Sarah and I actually became really good friends. She had a lot to teach me, not just about subculture, but about mental health. She had dealt with a lot of trauma in her life, and she had turned to punk as a way to live out her emotions. She was going through her own stuff, and she had learned a lot, and she was actually really patient with her emotionally broken roommate (me). We had a lot more in common than I had ever expected.*

I honestly don't think I would have ever been able to be the person I am now if I didn't know Sarah. She helped me so much!

And Sarah isn't the only "Sarah" I've run into over the years. I've met other people who were as confusing to me as Sarah was. I still do, really. Sometimes I have to explain to them that that look on my face is not judgement as much as it's a "Huh?" Well, maybe there's a little judgement in there; I'm not perfect, yet (still working on that). It's just that I need to find a way to adapt.

But we all get used to the way we see the world. We like to surround ourselves with other people who see the world the way we do. And then someone comes along that we can't fit in a box, and it breaks that glass box we were in. You know, that glass box that you trap yourself in, without knowing it, where the people you like are on the inside and the other people are on the outside. And then it shatters, and you're not sure that you knew it was there in the first place. That glass box.

Racism can be a glass box. I wasn't racist towards Sarah, but that's because I had met so many people before Sarah, who challenged my perceptions and forced me to change the way I see things. Or the way I was conditioned to see things. Glass box: shattered!**

Sometimes, I wonder if I live in a series of glass boxes, like a Russian nesting doll situation. I shatter one glass box, and I think I'm done. All the people on the outside are now on the inside. I'm free! Until I get to the next glass box, which is bigger and more complex. I walk right into in one day without knowing it was there, and I realize that I have to shatter that box, too. And another box. And another one. Will I ever get out of these boxes?

Is this some kind of glass spaceship, and when I shatter the last one, I'll find myself in the nothingness of space and all of us will suffocate and explode?

Okay, probably not. But sometimes when you're standing in front of your glass box, and you put your hand on the panes, it can feel that way. It's really scary to give up our mindset and open ourselves up to change. But we all have to do it if we want to be better than we are.

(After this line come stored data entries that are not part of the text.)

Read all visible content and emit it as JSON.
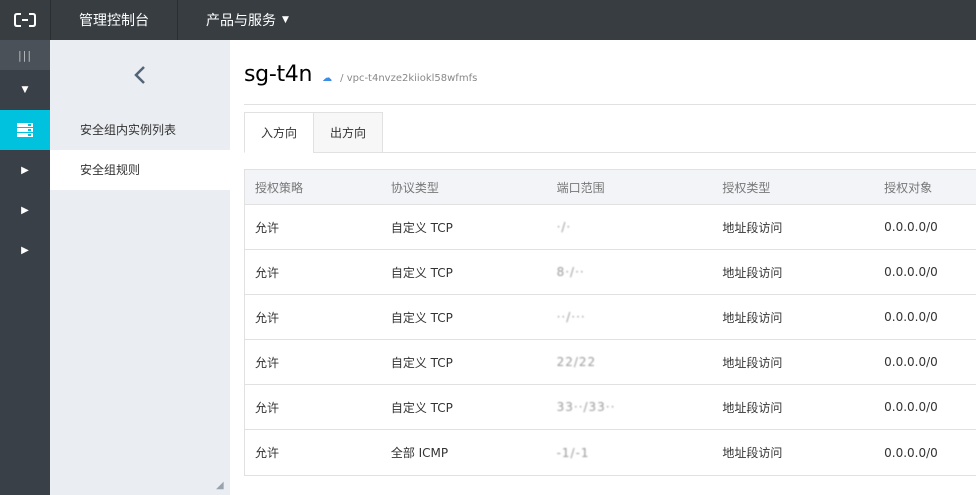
{
  "topbar": {
    "console_label": "管理控制台",
    "products_label": "产品与服务"
  },
  "submenu": {
    "items": [
      {
        "label": "安全组内实例列表"
      },
      {
        "label": "安全组规则"
      }
    ]
  },
  "header": {
    "title": "sg-t4n",
    "vpc": "/  vpc-t4nvze2kiiokl58wfmfs"
  },
  "tabs": [
    {
      "label": "入方向"
    },
    {
      "label": "出方向"
    }
  ],
  "table": {
    "columns": [
      "授权策略",
      "协议类型",
      "端口范围",
      "授权类型",
      "授权对象"
    ],
    "rows": [
      {
        "policy": "允许",
        "protocol": "自定义 TCP",
        "port": "·/·",
        "auth_type": "地址段访问",
        "target": "0.0.0.0/0"
      },
      {
        "policy": "允许",
        "protocol": "自定义 TCP",
        "port": "8·/··",
        "auth_type": "地址段访问",
        "target": "0.0.0.0/0"
      },
      {
        "policy": "允许",
        "protocol": "自定义 TCP",
        "port": "··/···",
        "auth_type": "地址段访问",
        "target": "0.0.0.0/0"
      },
      {
        "policy": "允许",
        "protocol": "自定义 TCP",
        "port": "22/22",
        "auth_type": "地址段访问",
        "target": "0.0.0.0/0"
      },
      {
        "policy": "允许",
        "protocol": "自定义 TCP",
        "port": "33··/33··",
        "auth_type": "地址段访问",
        "target": "0.0.0.0/0"
      },
      {
        "policy": "允许",
        "protocol": "全部 ICMP",
        "port": "-1/-1",
        "auth_type": "地址段访问",
        "target": "0.0.0.0/0"
      }
    ]
  },
  "colors": {
    "topbar_bg": "#373d41",
    "accent": "#00c1de",
    "submenu_bg": "#eaedf1"
  }
}
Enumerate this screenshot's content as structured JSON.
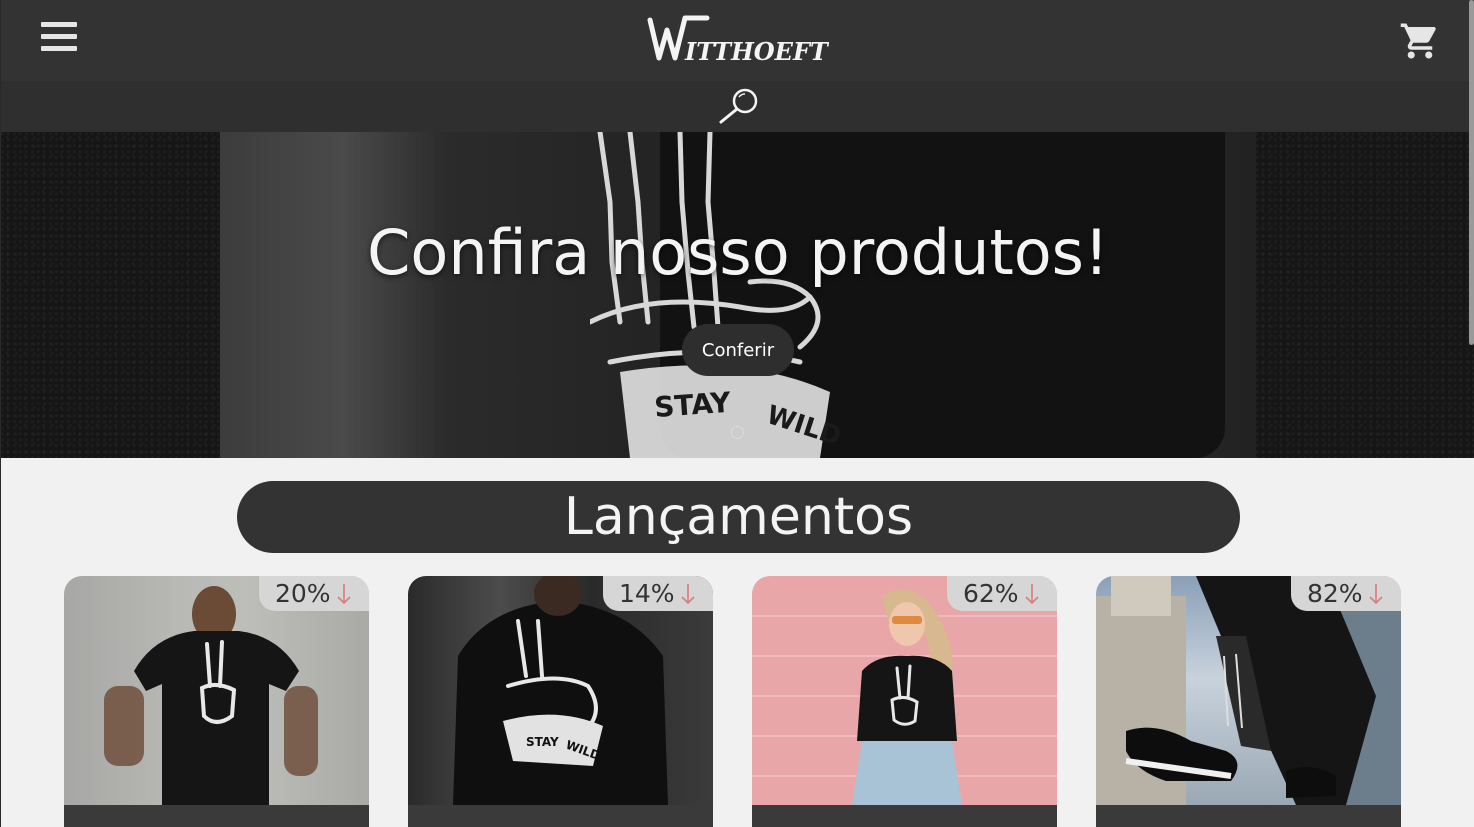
{
  "header": {
    "menu_icon": "hamburger-menu-icon",
    "logo_text_first": "W",
    "logo_text_rest": "ITTHOEFT",
    "cart_icon": "shopping-cart-icon"
  },
  "search": {
    "icon": "magnifying-glass-icon"
  },
  "hero": {
    "title": "Confira nosso produtos!",
    "button_label": "Conferir",
    "slide_count": 1
  },
  "section": {
    "title": "Lançamentos"
  },
  "products": [
    {
      "discount": "20%",
      "arrow_icon": "arrow-down-icon"
    },
    {
      "discount": "14%",
      "arrow_icon": "arrow-down-icon"
    },
    {
      "discount": "62%",
      "arrow_icon": "arrow-down-icon"
    },
    {
      "discount": "82%",
      "arrow_icon": "arrow-down-icon"
    }
  ],
  "colors": {
    "header_bg": "#333333",
    "search_bg": "#2f2f2f",
    "page_bg": "#f1f1f1",
    "discount_bg": "#d6d6d6",
    "discount_arrow": "#d97a7a"
  }
}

If we want to really see the world the way it is.

It's funny, now, to think of me inside my glass box while Sarah was in hers. How wrong we were! But we were smart, too, because we were willing to get ourselves out of those boxes and actually see each other.

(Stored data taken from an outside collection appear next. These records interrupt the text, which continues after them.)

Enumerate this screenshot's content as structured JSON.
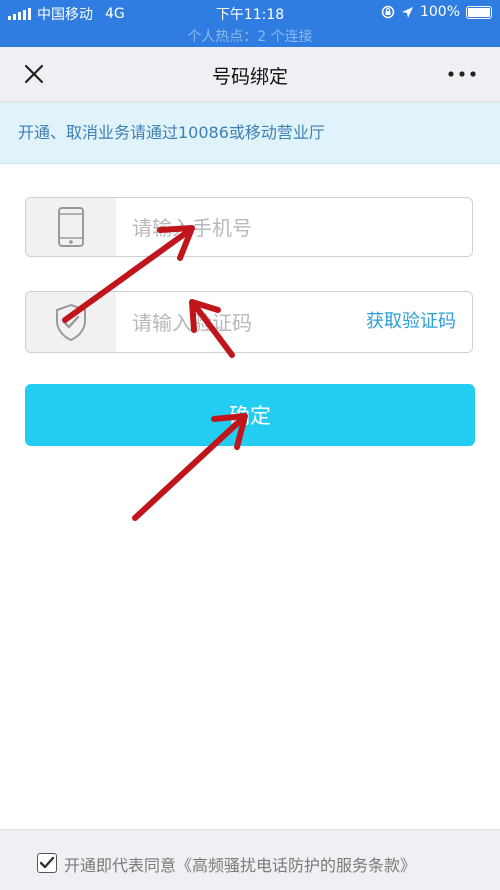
{
  "status_bar": {
    "carrier": "中国移动",
    "network": "4G",
    "time": "下午11:18",
    "battery": "100%",
    "hotspot": "个人热点：2 个连接"
  },
  "nav": {
    "title": "号码绑定"
  },
  "notice": {
    "text": "开通、取消业务请通过10086或移动营业厅"
  },
  "form": {
    "phone_placeholder": "请输入手机号",
    "code_placeholder": "请输入验证码",
    "get_code_label": "获取验证码",
    "confirm_label": "确定"
  },
  "footer": {
    "agree_text": "开通即代表同意《高频骚扰电话防护的服务条款》",
    "checked": true
  },
  "colors": {
    "status_bar": "#2f7de0",
    "accent": "#23cdf2",
    "link": "#2b9fd9",
    "notice_text": "#3e7fb5",
    "annotation_arrow": "#c0161b"
  }
}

Hopefully, I will get the chance to truly see many different people.

Regards, best wishes, and unlikely allies,

-Cecily Jane

*Sometimes, I look back on my life and wonder why, after all the pain and anguish I went through, I didn't go through a punk phase. Or a goth phase. Instead, I buried myself in musical theater and science fiction, and refused to wear any other other than blue. That's just weird.

**I'm not saying that I'm 100% un-racist. I don't know that anyone is. It's an ongoing process. I'm just, you know, trying.